Dean appears to be claiming that DNSSEC is somehow incompatible with the
widespread use of anycast. If for the sake of argument we accept this as
true the only conclusion I could draw from such a situation is that
DNSSEC would have to be sent back to be reworked again. If DNSSEC does
not support existing use cases then it has to be fixed.
It is not DNSSEC that is broken.
But I do not see how DNSSEC is incompatible with anycast. It is merely
an assertion that is repeated without evidence. Anycast might possibly
There has been plenty of evidence on the DNSOP list and most recently on the
GROW list.
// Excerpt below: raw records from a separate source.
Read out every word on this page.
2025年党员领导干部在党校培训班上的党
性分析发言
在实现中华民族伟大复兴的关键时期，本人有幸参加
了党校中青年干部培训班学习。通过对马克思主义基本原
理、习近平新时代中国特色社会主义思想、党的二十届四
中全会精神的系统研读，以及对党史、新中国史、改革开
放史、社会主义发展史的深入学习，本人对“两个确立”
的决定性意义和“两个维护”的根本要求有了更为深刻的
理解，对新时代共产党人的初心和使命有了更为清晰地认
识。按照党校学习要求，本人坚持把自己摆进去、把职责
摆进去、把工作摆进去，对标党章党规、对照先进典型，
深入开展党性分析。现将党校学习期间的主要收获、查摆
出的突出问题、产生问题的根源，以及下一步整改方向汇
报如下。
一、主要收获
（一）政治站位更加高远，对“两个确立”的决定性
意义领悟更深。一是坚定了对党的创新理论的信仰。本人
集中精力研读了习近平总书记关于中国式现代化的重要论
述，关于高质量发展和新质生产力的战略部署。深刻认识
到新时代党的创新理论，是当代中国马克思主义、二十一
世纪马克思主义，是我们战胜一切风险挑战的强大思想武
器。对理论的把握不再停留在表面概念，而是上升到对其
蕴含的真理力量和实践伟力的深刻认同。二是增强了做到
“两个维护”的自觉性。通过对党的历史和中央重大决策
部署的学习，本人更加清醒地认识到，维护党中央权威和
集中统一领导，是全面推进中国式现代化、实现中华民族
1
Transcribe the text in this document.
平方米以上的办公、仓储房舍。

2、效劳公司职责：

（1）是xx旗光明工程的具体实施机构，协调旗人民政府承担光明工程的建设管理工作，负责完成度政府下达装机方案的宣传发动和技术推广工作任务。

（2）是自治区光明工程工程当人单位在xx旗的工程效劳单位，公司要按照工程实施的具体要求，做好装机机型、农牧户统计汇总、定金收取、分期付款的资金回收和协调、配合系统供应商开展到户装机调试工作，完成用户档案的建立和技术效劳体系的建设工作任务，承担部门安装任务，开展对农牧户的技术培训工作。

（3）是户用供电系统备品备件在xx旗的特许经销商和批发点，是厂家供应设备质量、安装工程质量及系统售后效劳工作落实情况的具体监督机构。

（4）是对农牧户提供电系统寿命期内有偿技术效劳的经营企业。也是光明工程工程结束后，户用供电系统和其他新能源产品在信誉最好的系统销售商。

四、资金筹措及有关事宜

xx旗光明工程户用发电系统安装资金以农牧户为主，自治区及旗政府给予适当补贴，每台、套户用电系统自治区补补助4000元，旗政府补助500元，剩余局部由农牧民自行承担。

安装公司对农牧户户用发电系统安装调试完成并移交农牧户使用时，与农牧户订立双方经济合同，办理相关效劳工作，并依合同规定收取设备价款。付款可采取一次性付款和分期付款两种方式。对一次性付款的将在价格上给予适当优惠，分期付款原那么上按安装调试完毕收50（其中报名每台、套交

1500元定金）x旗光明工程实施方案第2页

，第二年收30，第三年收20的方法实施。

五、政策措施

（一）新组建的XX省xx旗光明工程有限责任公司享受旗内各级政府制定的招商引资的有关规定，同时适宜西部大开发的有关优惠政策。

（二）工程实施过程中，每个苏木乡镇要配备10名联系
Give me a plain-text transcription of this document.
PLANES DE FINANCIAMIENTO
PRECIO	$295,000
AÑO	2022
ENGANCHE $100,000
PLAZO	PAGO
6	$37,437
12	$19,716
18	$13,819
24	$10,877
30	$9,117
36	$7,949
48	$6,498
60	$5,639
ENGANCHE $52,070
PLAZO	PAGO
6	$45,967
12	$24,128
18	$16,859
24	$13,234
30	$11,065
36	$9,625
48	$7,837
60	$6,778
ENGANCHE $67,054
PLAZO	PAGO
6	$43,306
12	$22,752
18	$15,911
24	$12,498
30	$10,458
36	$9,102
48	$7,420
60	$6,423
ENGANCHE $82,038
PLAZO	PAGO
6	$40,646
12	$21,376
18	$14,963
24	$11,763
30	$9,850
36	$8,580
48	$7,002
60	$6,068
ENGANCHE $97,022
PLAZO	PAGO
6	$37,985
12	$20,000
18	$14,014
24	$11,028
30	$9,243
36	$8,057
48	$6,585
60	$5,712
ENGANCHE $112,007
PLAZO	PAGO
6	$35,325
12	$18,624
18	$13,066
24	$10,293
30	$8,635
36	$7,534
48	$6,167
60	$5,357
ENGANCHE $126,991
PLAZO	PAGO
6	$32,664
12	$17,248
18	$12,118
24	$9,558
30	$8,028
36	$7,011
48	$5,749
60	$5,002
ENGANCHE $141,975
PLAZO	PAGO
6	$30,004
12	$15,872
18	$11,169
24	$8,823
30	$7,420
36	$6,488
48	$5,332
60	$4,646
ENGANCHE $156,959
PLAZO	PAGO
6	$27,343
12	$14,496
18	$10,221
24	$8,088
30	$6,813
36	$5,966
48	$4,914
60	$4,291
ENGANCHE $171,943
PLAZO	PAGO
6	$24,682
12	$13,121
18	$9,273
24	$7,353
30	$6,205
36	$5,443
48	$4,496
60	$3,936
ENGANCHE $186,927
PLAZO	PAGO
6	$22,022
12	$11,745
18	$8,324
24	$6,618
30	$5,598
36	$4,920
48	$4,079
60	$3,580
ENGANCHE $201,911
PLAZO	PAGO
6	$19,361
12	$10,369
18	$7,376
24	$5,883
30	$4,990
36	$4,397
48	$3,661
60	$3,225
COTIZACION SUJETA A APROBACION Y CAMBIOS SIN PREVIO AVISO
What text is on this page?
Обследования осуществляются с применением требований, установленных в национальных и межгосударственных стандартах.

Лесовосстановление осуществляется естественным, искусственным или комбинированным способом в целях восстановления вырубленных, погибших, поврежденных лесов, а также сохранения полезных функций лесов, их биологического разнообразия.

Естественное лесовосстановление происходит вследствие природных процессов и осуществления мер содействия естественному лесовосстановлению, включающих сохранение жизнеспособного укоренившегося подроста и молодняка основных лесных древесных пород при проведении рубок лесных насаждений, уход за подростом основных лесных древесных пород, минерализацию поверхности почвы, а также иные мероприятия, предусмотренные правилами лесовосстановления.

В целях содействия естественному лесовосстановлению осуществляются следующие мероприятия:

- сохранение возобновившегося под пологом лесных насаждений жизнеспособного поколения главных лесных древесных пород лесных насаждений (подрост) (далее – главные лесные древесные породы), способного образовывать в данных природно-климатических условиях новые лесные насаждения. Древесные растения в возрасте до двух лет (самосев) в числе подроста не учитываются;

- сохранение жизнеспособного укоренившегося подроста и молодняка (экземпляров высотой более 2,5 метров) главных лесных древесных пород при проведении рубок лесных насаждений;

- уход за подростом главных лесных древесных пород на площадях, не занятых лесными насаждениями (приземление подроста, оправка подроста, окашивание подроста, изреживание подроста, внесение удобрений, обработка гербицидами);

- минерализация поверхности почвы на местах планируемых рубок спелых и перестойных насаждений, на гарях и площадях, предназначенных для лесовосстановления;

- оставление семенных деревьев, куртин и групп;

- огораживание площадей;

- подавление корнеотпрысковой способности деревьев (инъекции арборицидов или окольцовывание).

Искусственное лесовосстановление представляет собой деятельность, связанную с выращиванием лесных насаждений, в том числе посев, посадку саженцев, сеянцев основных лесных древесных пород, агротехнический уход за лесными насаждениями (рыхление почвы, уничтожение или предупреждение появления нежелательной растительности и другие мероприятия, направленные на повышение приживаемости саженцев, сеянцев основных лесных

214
Without getting into to much detail, Anycast doesn't work with TCP,
but it also doesn't work with large UDP packets and fragments. DNSSEC requires
large UDP packets and fragments. The details of why fine grained load balancing
permitted by RFC1812 break the Anycast Extension are hinted at in RFC1546 and
the footnotes to my instant criticism on DNSOP. I can send you a more detailed
explanation if you like offlist.
Your assumption below is common: You assume that everyone does course grained
load balancing or no load balancing. Besides RFC1812 permitting fine grained
load-splitting in "theory", Cisco implements it. There are active programs
underway such as BGP multipath, which also results in fine grained
load-splitting. One cannot assume that two successive packets are delivered to
the same path or that two successive packets will reach the same Anycast
destination. This is acceptable for small, stateless UDP packets. It is not
acceptable TCP or large UDP packets and fragments.
break TCP/IP fallback but it is unlikely that the anycast routes would
change rapidly enough for that effect to be any more significant than
existing TCP issues created by firewalls.
Cryptography is remarkably indifferent to transport, this is the biggest
challenge in the DKIM spec. Depending on particular transport
configurations has in the past turned out to be a mistake. The
authentication of the end point IP addresses in IPSEC achieves no useful
security purpose, it only causes the protocol to become more brittle in
use.
If the issue is real then it should be raised in DNSEXT where the DNSSEC
specs are being developed. It does not appear to be genuine to me.
Its not a problem with DNSSEC per se. It a problem with operation of Anycast
Root Nameservers. There should not be any Anycast root nameservers.